Andrzej Duda zetknął się z niezręczną sytuacją podczas 73. sesji Zgromadzenie Ogólnego ONZ. Fot. Kuba Atys / Agencja Gazeta
Powodem zamieszania była zła organizacji 73. sesji Zgromadzenia Ogólnego ONZ. TVN24 informuje, że Duda zmierzał do sali, w której czekał na niego Netanjahu, lecz polski prezydent został zatrzymany. Usłyszał, że sala będzie gotowa za dwie minuty, dlatego Duda wraz z innymi przedstawicielami kraju odwrócili się i odeszli.

Później doszło oczywiście do spotkania, podczas którego Netanjahu i Duda omawiali stan stosunków dwustronnych i sytuacji na Bliskim Wschodzie. Tematem rozmowy była także współpraca gospodarza, omówiono ponadto zakres kooperacji w kwestiach wojskowych, w tym technologii i sprzętu.
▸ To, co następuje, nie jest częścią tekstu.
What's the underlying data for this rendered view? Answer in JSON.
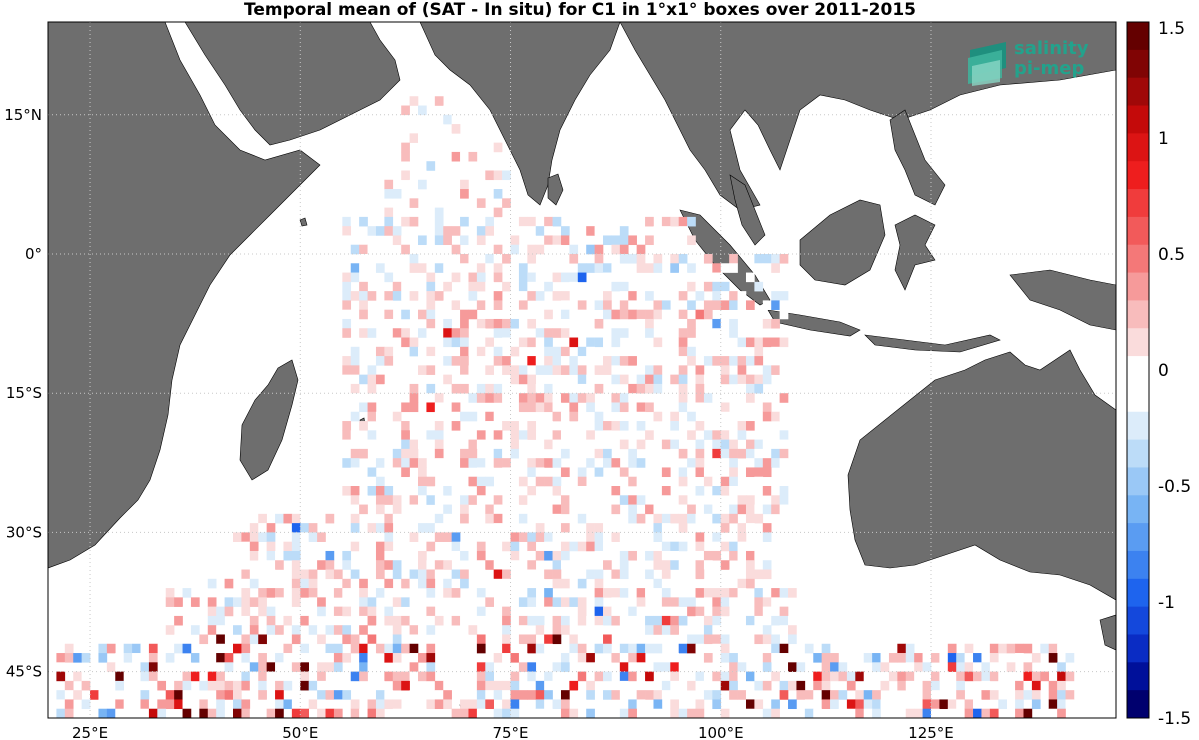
{
  "title": "Temporal mean of (SAT - In situ) for C1 in 1°x1° boxes over 2011-2015",
  "logo": {
    "line1": "salinity",
    "line2": "pi-mep",
    "color": "#23a28c"
  },
  "map": {
    "lon_range": [
      20,
      147
    ],
    "lat_range": [
      -50,
      25
    ],
    "grid": "dotted",
    "land_color": "#6e6e6e",
    "lon_ticks": [
      {
        "value": 25,
        "label": "25°E"
      },
      {
        "value": 50,
        "label": "50°E"
      },
      {
        "value": 75,
        "label": "75°E"
      },
      {
        "value": 100,
        "label": "100°E"
      },
      {
        "value": 125,
        "label": "125°E"
      }
    ],
    "lat_ticks": [
      {
        "value": 15,
        "label": "15°N"
      },
      {
        "value": 0,
        "label": "0°"
      },
      {
        "value": -15,
        "label": "15°S"
      },
      {
        "value": -30,
        "label": "30°S"
      },
      {
        "value": -45,
        "label": "45°S"
      }
    ]
  },
  "colorbar": {
    "range": [
      -1.5,
      1.5
    ],
    "ticks": [
      "1.5",
      "1",
      "0.5",
      "0",
      "-0.5",
      "-1",
      "-1.5"
    ],
    "tick_values": [
      1.5,
      1,
      0.5,
      0,
      -0.5,
      -1,
      -1.5
    ],
    "colors": [
      "#00006e",
      "#00109a",
      "#0a2cc4",
      "#1448dc",
      "#1e64ee",
      "#3c82f0",
      "#5a9cf2",
      "#78b4f4",
      "#9ac8f6",
      "#bcdcf8",
      "#dcecfa",
      "#ffffff",
      "#ffffff",
      "#fadcdc",
      "#f8bcbc",
      "#f69a9a",
      "#f47878",
      "#f25a5a",
      "#f03c3c",
      "#ee1e1e",
      "#dc1414",
      "#c40a0a",
      "#a00808",
      "#800404",
      "#640000"
    ]
  },
  "chart_data": {
    "type": "heatmap",
    "title": "Temporal mean of (SAT - In situ) for C1 in 1°x1° boxes over 2011-2015",
    "xlabel": "",
    "ylabel": "",
    "x_range": [
      20,
      147
    ],
    "y_range": [
      -50,
      25
    ],
    "value_range": [
      -1.5,
      1.5
    ],
    "description": "Gridded 1°x1° cells over the Indian Ocean; mostly small values between -0.3 and 0.3 with stronger positive and negative anomalies concentrated south of 40°S"
  }
}
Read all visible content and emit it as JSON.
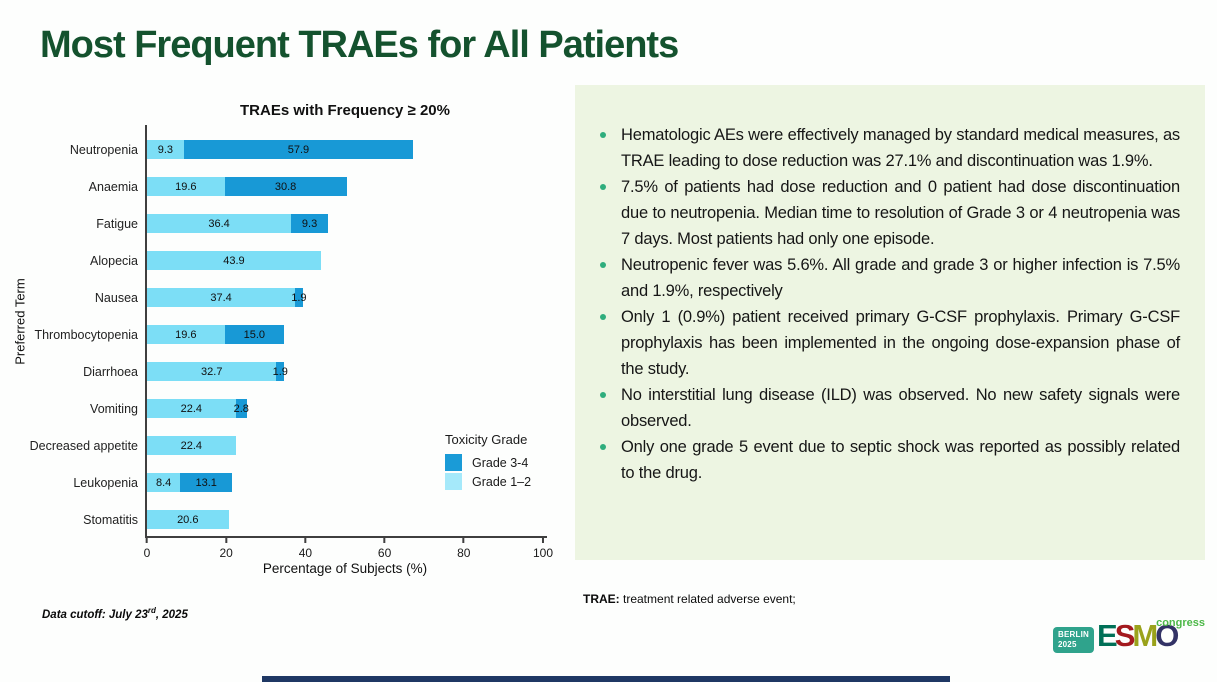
{
  "slide": {
    "title": "Most Frequent TRAEs for All Patients",
    "title_color": "#14522E",
    "panel_bg": "#EDF5E2",
    "bullet_dot_color": "#2FAD7D"
  },
  "chart_data": {
    "type": "bar",
    "orientation": "horizontal",
    "stacked": true,
    "title": "TRAEs with Frequency ≥ 20%",
    "xlabel": "Percentage of Subjects (%)",
    "ylabel": "Preferred Term",
    "xlim": [
      0,
      100
    ],
    "xticks": [
      0,
      20,
      40,
      60,
      80,
      100
    ],
    "grid": false,
    "categories": [
      "Neutropenia",
      "Anaemia",
      "Fatigue",
      "Alopecia",
      "Nausea",
      "Thrombocytopenia",
      "Diarrhoea",
      "Vomiting",
      "Decreased appetite",
      "Leukopenia",
      "Stomatitis"
    ],
    "series": [
      {
        "name": "Grade 1–2",
        "color": "#7CDEF6",
        "values": [
          9.3,
          19.6,
          36.4,
          43.9,
          37.4,
          19.6,
          32.7,
          22.4,
          22.4,
          8.4,
          20.6
        ]
      },
      {
        "name": "Grade 3-4",
        "color": "#1899D6",
        "values": [
          57.9,
          30.8,
          9.3,
          0,
          1.9,
          15.0,
          1.9,
          2.8,
          0,
          13.1,
          0
        ]
      }
    ],
    "legend": {
      "title": "Toxicity Grade",
      "position": "inside-right",
      "entries": [
        {
          "label": "Grade 3-4",
          "color": "#1A9BD7"
        },
        {
          "label": "Grade 1–2",
          "color": "#A5E9FA"
        }
      ]
    }
  },
  "bullets": [
    "Hematologic AEs were effectively managed by standard medical measures, as TRAE leading to dose reduction was 27.1% and discontinuation was 1.9%.",
    "7.5% of patients had dose reduction and 0 patient had dose discontinuation due to neutropenia. Median time to resolution of Grade 3 or 4 neutropenia was 7 days. Most patients had only one episode.",
    "Neutropenic fever was 5.6%. All grade and grade 3 or higher infection is 7.5% and 1.9%, respectively",
    "Only 1 (0.9%) patient received primary G-CSF prophylaxis. Primary G-CSF prophylaxis has been implemented in the ongoing dose-expansion phase of the study.",
    "No interstitial lung disease (ILD) was observed. No new safety signals were observed.",
    "Only one grade 5 event due to septic shock was reported as possibly related to the drug."
  ],
  "footnotes": {
    "data_cutoff_prefix": "Data cutoff: July 23",
    "data_cutoff_sup": "rd",
    "data_cutoff_suffix": ", 2025",
    "trae_bold": "TRAE:",
    "trae_rest": " treatment related adverse event;"
  },
  "logo": {
    "berlin_line1": "BERLIN",
    "berlin_line2": "2025",
    "letters": [
      {
        "ch": "E",
        "color": "#007057"
      },
      {
        "ch": "S",
        "color": "#A3191E"
      },
      {
        "ch": "M",
        "color": "#9AA21B"
      },
      {
        "ch": "O",
        "color": "#333366"
      }
    ],
    "congress": "congress"
  }
}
Dodajmy, że podczas zgromadzenia ONZ Andrzej Duda rozmawiał też z przewodniczącym Rady Europejskiej Donaldem Tuskiem. Stwierdził, że było to "spotkanie techniczne, wynikające z kolejności wystąpień". – Posadzono przewodniczącego obok mnie, rozmawialiśmy jak Polak z Polakiem, jak dwóch znających się ludzi, nie ma w tym nic nadzwyczajnego – tłumaczył Duda. Panowie nie rozmawiali ze sobą o polityce.